Il pilum era una particolare tipologia di giavellotto, che venne utilizzato dall’esercito romano contro i loro numerosi nemici che cercarono di oltrepassare i confini dell’impero.
Il suo uso precede però di molto la nascita di Augusto e risale agli ultimi anni del periodo monarchico, quando Roma era governata dai re Etruschi.
Le prime prove dell’uso del pilum da parte degli eserciti romani risalgono al IV a.C., ovvero al periodo delle guerre svolte dai romani contro i Celti che abitavano la Pianura Padana.
Il particolare vantaggio del pilum rispetto ad altre armi (tra cui anche il gladio, la spada ufficiale dei legionari romani) era che risultava essere la migliore arma da lancio disponibile dell’epoca.

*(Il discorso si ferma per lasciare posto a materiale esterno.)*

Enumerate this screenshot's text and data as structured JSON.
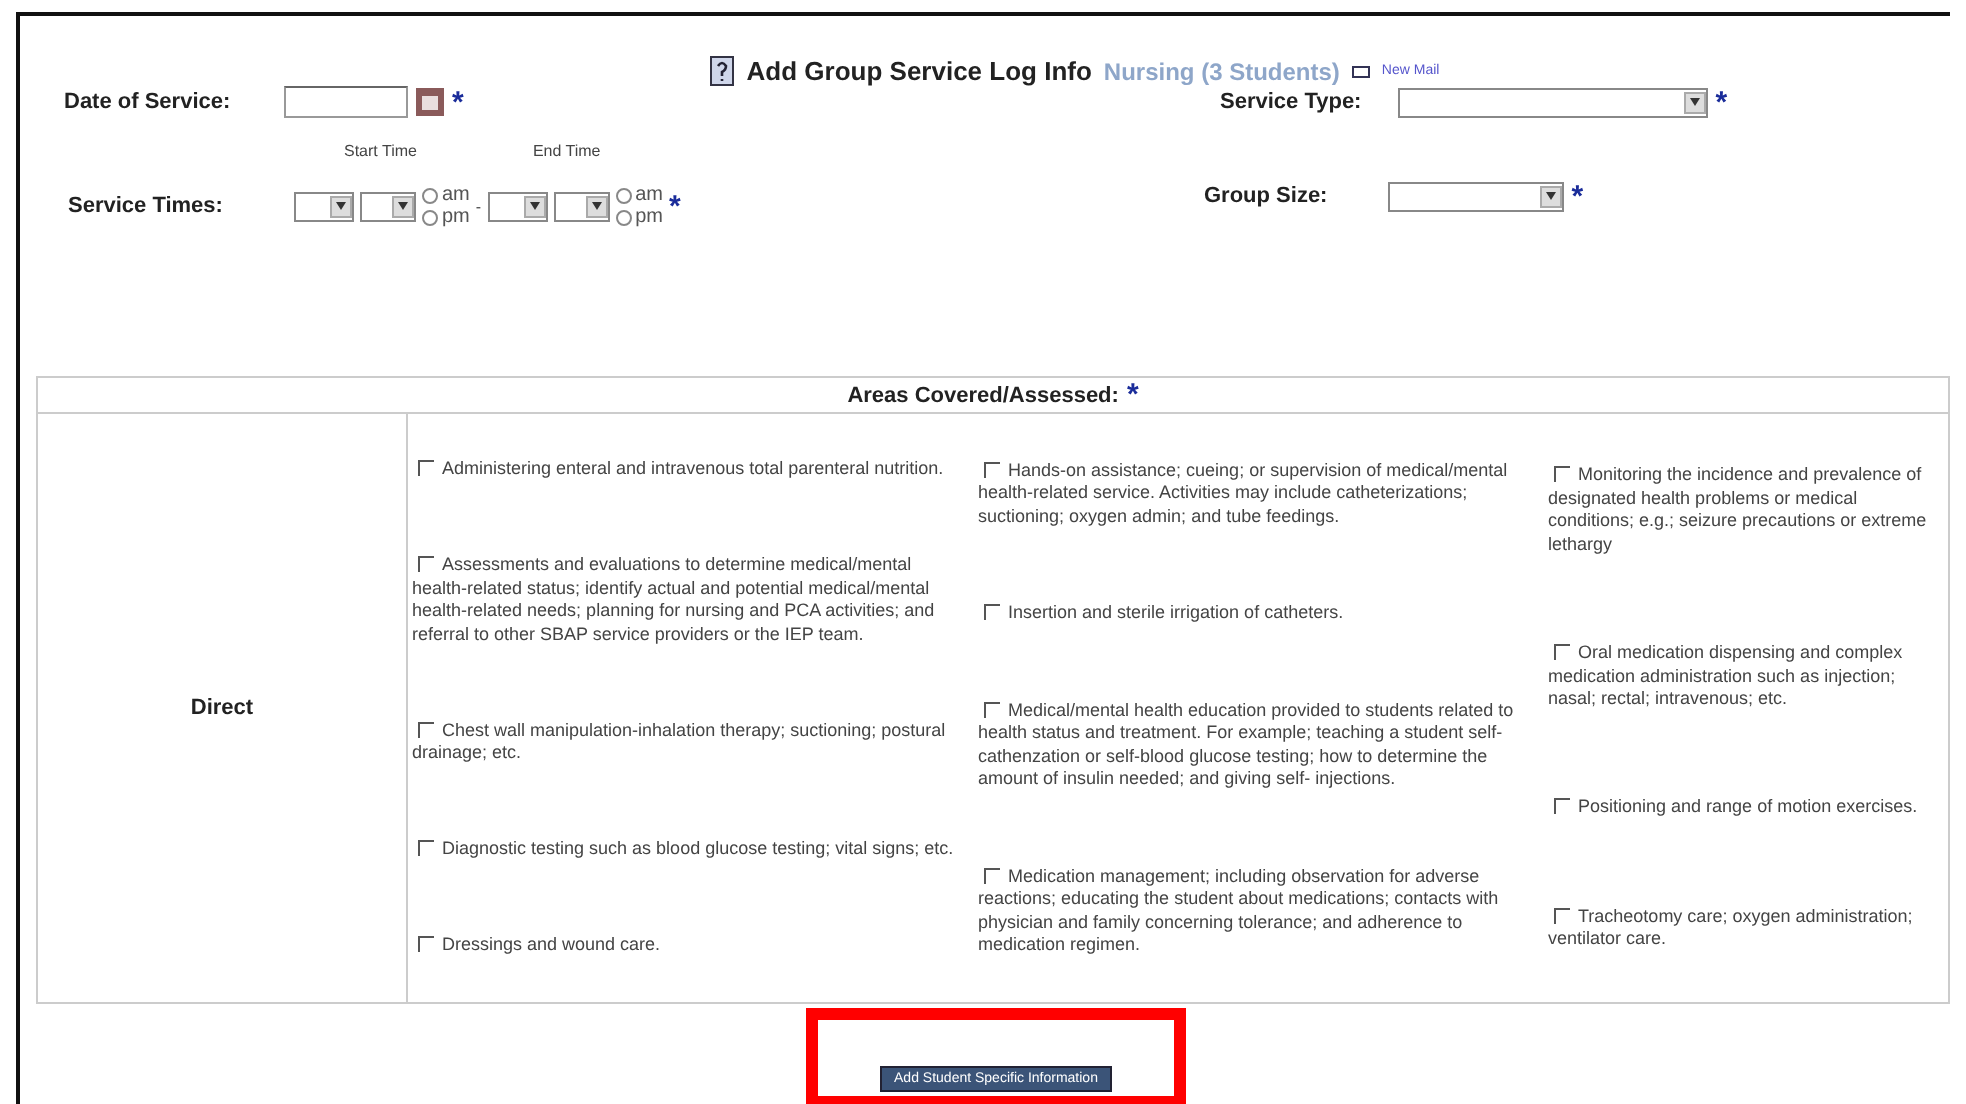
{
  "header": {
    "title": "Add Group Service Log Info",
    "subtitle": "Nursing (3 Students)",
    "mail_link": "New Mail"
  },
  "date_of_service": {
    "label": "Date of Service:",
    "required_mark": "*"
  },
  "service_type": {
    "label": "Service Type:",
    "required_mark": "*"
  },
  "time_headers": {
    "start": "Start Time",
    "end": "End Time"
  },
  "service_times": {
    "label": "Service Times:",
    "separator": "-",
    "required_mark": "*",
    "start_meridiem": [
      {
        "label": "am",
        "selected": false
      },
      {
        "label": "pm",
        "selected": false
      }
    ],
    "end_meridiem": [
      {
        "label": "am",
        "selected": false
      },
      {
        "label": "pm",
        "selected": false
      }
    ]
  },
  "group_size": {
    "label": "Group Size:",
    "required_mark": "*"
  },
  "areas": {
    "heading": "Areas Covered/Assessed:",
    "required_mark": "*",
    "row_label": "Direct",
    "columns": [
      [
        {
          "text": "Administering enteral and intravenous total parenteral nutrition.",
          "checked": false
        },
        {
          "text": "Assessments and evaluations to determine medical/mental health-related status; identify actual and potential medical/mental health-related needs; planning for nursing and PCA activities; and referral to other SBAP service providers or the IEP team.",
          "checked": false
        },
        {
          "text": "Chest wall manipulation-inhalation therapy; suctioning; postural drainage; etc.",
          "checked": false
        },
        {
          "text": "Diagnostic testing such as blood glucose testing; vital signs; etc.",
          "checked": false
        },
        {
          "text": "Dressings and wound care.",
          "checked": false
        }
      ],
      [
        {
          "text": "Hands-on assistance; cueing; or supervision of medical/mental health-related service. Activities may include catheterizations; suctioning; oxygen admin; and tube feedings.",
          "checked": false
        },
        {
          "text": "Insertion and sterile irrigation of catheters.",
          "checked": false
        },
        {
          "text": "Medical/mental health education provided to students related to health status and treatment. For example; teaching a student self-cathenzation or self-blood glucose testing; how to determine the amount of insulin needed; and giving self- injections.",
          "checked": false
        },
        {
          "text": "Medication management; including observation for adverse reactions; educating the student about medications; contacts with physician and family concerning tolerance; and adherence to medication regimen.",
          "checked": false
        }
      ],
      [
        {
          "text": "Monitoring the incidence and prevalence of designated health problems or medical conditions; e.g.; seizure precautions or extreme lethargy",
          "checked": false
        },
        {
          "text": "Oral medication dispensing and complex medication administration such as injection; nasal; rectal; intravenous; etc.",
          "checked": false
        },
        {
          "text": "Positioning and range of motion exercises.",
          "checked": false
        },
        {
          "text": "Tracheotomy care; oxygen administration; ventilator care.",
          "checked": false
        }
      ]
    ]
  },
  "submit_button": {
    "label": "Add Student Specific Information",
    "highlighted": true
  }
}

Era infatti una lancia particolarmente leggera e ciò consentiva di raggiungere distanze superiori.
Tuttavia, era al contempo abbastanza resistente da trafiggere gli scudi e i corpi corazzati delle truppe avversarie, arrestandone l’impeto nei momenti della carica.
A differenza inoltre di altre armi da lancio, che potevano essere prese dal terreno e scagliate successivamente contro i romani (con un chiaro svantaggio tattico), il pilum aveva una punta flessibile, che si curvava al momento dell’impatto.
Ciò impediva alle truppe nemiche di scagliare i pilum abbandonati sul terreno contro i loro legittimi proprietari e rendeva inutilizzabili gli scudi, appesantiti dalle punte di ferro.
Nel caso in cui un pilum centrava poi in pieno un avversario, il piegamento della punta rendeva ancora più strazianti le ferite inflitte al nemico e impediva ai medici di estrarre l’arma dalla carne delle vittime sui campi di battaglia.
Fra i principali estimatori dell’uso del pilum abbiamo Cesare e Plutarco, che nelle loro opere descrivono spesso dei combattimenti risolti proprio grazie all’impiego dei giavellotti.
Alla fine, però, l’uso del pilum rappresentò un problema economico gravoso per lo stesso esercito romano.
Quando il numero delle guerre civili divenne sempre più frequente, con la crisi del III secolo, l‘impiego di queste armi provocò un elevato numero di morti fra le truppe romane e la costante richiesta dei fabbri dell’esercito del ferro per realizzare nuovi giavellotti provocò una scarsità di questo minerale in tutto l’impero.
Produrre sempre più pilum impoverì quindi lentamente i vari eserciti, finché il loro uso venne abbandonato proprio nel III d.C., anche a seguito dell’aumento del numero di soldati impiegati nell’arcieria e nella cavalleria, in una revisione tattica militare che ridusse il valore della fanteria in battaglia.